On the floor, there is a board drawn with $$$N \times M$$$ squares. Let $$$(i,j)$$$ be the square located in row $$$i$$$ and column $$$j$$$. Due to the heavy rain lately, some of these squares are wet.

The robot can start its journey from any point outside the board and can only move horizontally and vertically, that is, in the directions parallel to the edges of the board. The robot can walk on both dry and wet squares. However, to change its direction of movement from vertical to horizontal (or vice versa), the robot must be inside a dry square. The robot can change its direction at most once in each square, but it can pass through it as many times as it wants. It can never change its direction by $$$180^\circ$$$. The journey must end outside the board.

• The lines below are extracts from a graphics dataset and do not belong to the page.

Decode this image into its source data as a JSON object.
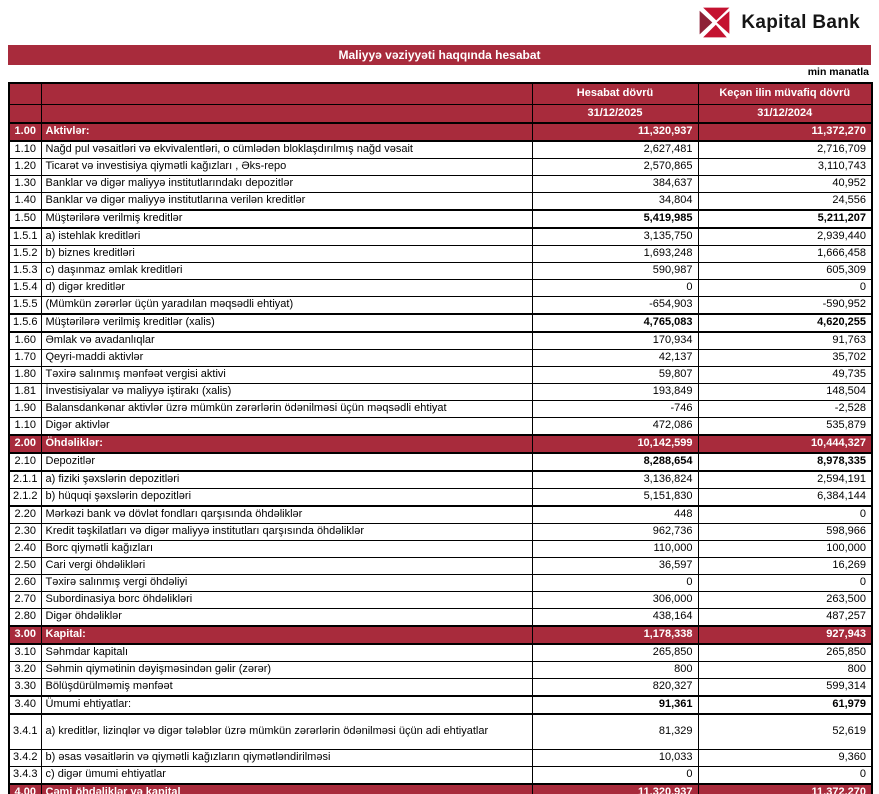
{
  "brand": {
    "name": "Kapital Bank"
  },
  "title": "Maliyyə vəziyyəti haqqında hesabat",
  "unit_note": "min manatla",
  "colors": {
    "accent_red": "#A82B3C",
    "logo_bright_red": "#C41230",
    "logo_dark_red": "#8E2137"
  },
  "table": {
    "col_headers": {
      "period_current": "Hesabat dövrü",
      "period_prior": "Keçən ilin müvafiq dövrü",
      "date_current": "31/12/2025",
      "date_prior": "31/12/2024"
    },
    "rows": [
      {
        "no": "1.00",
        "label": "Aktivlər:",
        "v1": "11,320,937",
        "v2": "11,372,270",
        "style": "section"
      },
      {
        "no": "1.10",
        "label": "Nağd pul vəsaitləri və ekvivalentləri, o cümlədən bloklaşdırılmış nağd vəsait",
        "v1": "2,627,481",
        "v2": "2,716,709"
      },
      {
        "no": "1.20",
        "label": "Ticarət və investisiya qiymətli kağızları , Əks-repo",
        "v1": "2,570,865",
        "v2": "3,110,743"
      },
      {
        "no": "1.30",
        "label": "Banklar və digər maliyyə institutlarındakı depozitlər",
        "v1": "384,637",
        "v2": "40,952"
      },
      {
        "no": "1.40",
        "label": "Banklar və digər maliyyə institutlarına verilən kreditlər",
        "v1": "34,804",
        "v2": "24,556"
      },
      {
        "no": "1.50",
        "label": "Müştərilərə verilmiş kreditlər",
        "v1": "5,419,985",
        "v2": "5,211,207",
        "style": "subtotal"
      },
      {
        "no": "1.5.1",
        "label": "a) istehlak kreditləri",
        "v1": "3,135,750",
        "v2": "2,939,440"
      },
      {
        "no": "1.5.2",
        "label": "b) biznes kreditləri",
        "v1": "1,693,248",
        "v2": "1,666,458"
      },
      {
        "no": "1.5.3",
        "label": "c) daşınmaz əmlak kreditləri",
        "v1": "590,987",
        "v2": "605,309"
      },
      {
        "no": "1.5.4",
        "label": "d) digər kreditlər",
        "v1": "0",
        "v2": "0"
      },
      {
        "no": "1.5.5",
        "label": "(Mümkün zərərlər üçün yaradılan məqsədli ehtiyat)",
        "v1": "-654,903",
        "v2": "-590,952"
      },
      {
        "no": "1.5.6",
        "label": "Müştərilərə verilmiş kreditlər (xalis)",
        "v1": "4,765,083",
        "v2": "4,620,255",
        "style": "subtotal"
      },
      {
        "no": "1.60",
        "label": "Əmlak və avadanlıqlar",
        "v1": "170,934",
        "v2": "91,763"
      },
      {
        "no": "1.70",
        "label": "Qeyri-maddi aktivlər",
        "v1": "42,137",
        "v2": "35,702"
      },
      {
        "no": "1.80",
        "label": "Təxirə salınmış mənfəət vergisi aktivi",
        "v1": "59,807",
        "v2": "49,735"
      },
      {
        "no": "1.81",
        "label": "İnvestisiyalar və maliyyə iştirakı (xalis)",
        "v1": "193,849",
        "v2": "148,504"
      },
      {
        "no": "1.90",
        "label": "Balansdankənar aktivlər üzrə mümkün zərərlərin ödənilməsi üçün məqsədli ehtiyat",
        "v1": "-746",
        "v2": "-2,528"
      },
      {
        "no": "1.10",
        "label": "Digər aktivlər",
        "v1": "472,086",
        "v2": "535,879"
      },
      {
        "no": "2.00",
        "label": "Öhdəliklər:",
        "v1": "10,142,599",
        "v2": "10,444,327",
        "style": "section"
      },
      {
        "no": "2.10",
        "label": "Depozitlər",
        "v1": "8,288,654",
        "v2": "8,978,335",
        "style": "subtotal"
      },
      {
        "no": "2.1.1",
        "label": "a) fiziki şəxslərin depozitləri",
        "v1": "3,136,824",
        "v2": "2,594,191"
      },
      {
        "no": "2.1.2",
        "label": "b) hüquqi şəxslərin depozitləri",
        "v1": "5,151,830",
        "v2": "6,384,144"
      },
      {
        "no": "2.20",
        "label": "Mərkəzi bank və dövlət fondları qarşısında öhdəliklər",
        "v1": "448",
        "v2": "0",
        "style": "sep"
      },
      {
        "no": "2.30",
        "label": "Kredit təşkilatları və digər maliyyə institutları qarşısında öhdəliklər",
        "v1": "962,736",
        "v2": "598,966"
      },
      {
        "no": "2.40",
        "label": "Borc qiymətli kağızları",
        "v1": "110,000",
        "v2": "100,000"
      },
      {
        "no": "2.50",
        "label": "Cari vergi öhdəlikləri",
        "v1": "36,597",
        "v2": "16,269"
      },
      {
        "no": "2.60",
        "label": "Təxirə salınmış vergi öhdəliyi",
        "v1": "0",
        "v2": "0"
      },
      {
        "no": "2.70",
        "label": "Subordinasiya borc öhdəlikləri",
        "v1": "306,000",
        "v2": "263,500"
      },
      {
        "no": "2.80",
        "label": "Digər öhdəliklər",
        "v1": "438,164",
        "v2": "487,257"
      },
      {
        "no": "3.00",
        "label": "Kapital:",
        "v1": "1,178,338",
        "v2": "927,943",
        "style": "section"
      },
      {
        "no": "3.10",
        "label": "Səhmdar kapitalı",
        "v1": "265,850",
        "v2": "265,850"
      },
      {
        "no": "3.20",
        "label": "Səhmin qiymətinin dəyişməsindən gəlir (zərər)",
        "v1": "800",
        "v2": "800"
      },
      {
        "no": "3.30",
        "label": "Bölüşdürülməmiş mənfəət",
        "v1": "820,327",
        "v2": "599,314"
      },
      {
        "no": "3.40",
        "label": "Ümumi ehtiyatlar:",
        "v1": "91,361",
        "v2": "61,979",
        "style": "subtotal"
      },
      {
        "no": "3.4.1",
        "label": "a) kreditlər, lizinqlər və digər tələblər üzrə mümkün zərərlərin ödənilməsi üçün adi ehtiyatlar",
        "v1": "81,329",
        "v2": "52,619",
        "style": "tall"
      },
      {
        "no": "3.4.2",
        "label": "b) əsas vəsaitlərin və qiymətli kağızların qiymətləndirilməsi",
        "v1": "10,033",
        "v2": "9,360"
      },
      {
        "no": "3.4.3",
        "label": "c) digər ümumi ehtiyatlar",
        "v1": "0",
        "v2": "0"
      },
      {
        "no": "4.00",
        "label": "Cəmi öhdəliklər və kapital",
        "v1": "11,320,937",
        "v2": "11,372,270",
        "style": "section"
      }
    ]
  }
}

For the journey to be valid, the robot must have changed its direction in all the dry squares. Below is a valid journey on a $$$3\times 3$$$ board, where the squares containing a circle are wet squares and the others are dry squares:

The goal is to determine a valid journey if it exists, for which each dry square must be assigned a distinct integer between $$$1$$$ and $$$s$$$ (where $$$s$$$ is the number of dry squares), so that the numbers indicate the order of the $$$s$$$ direction changes that the robot will make on the dry squares.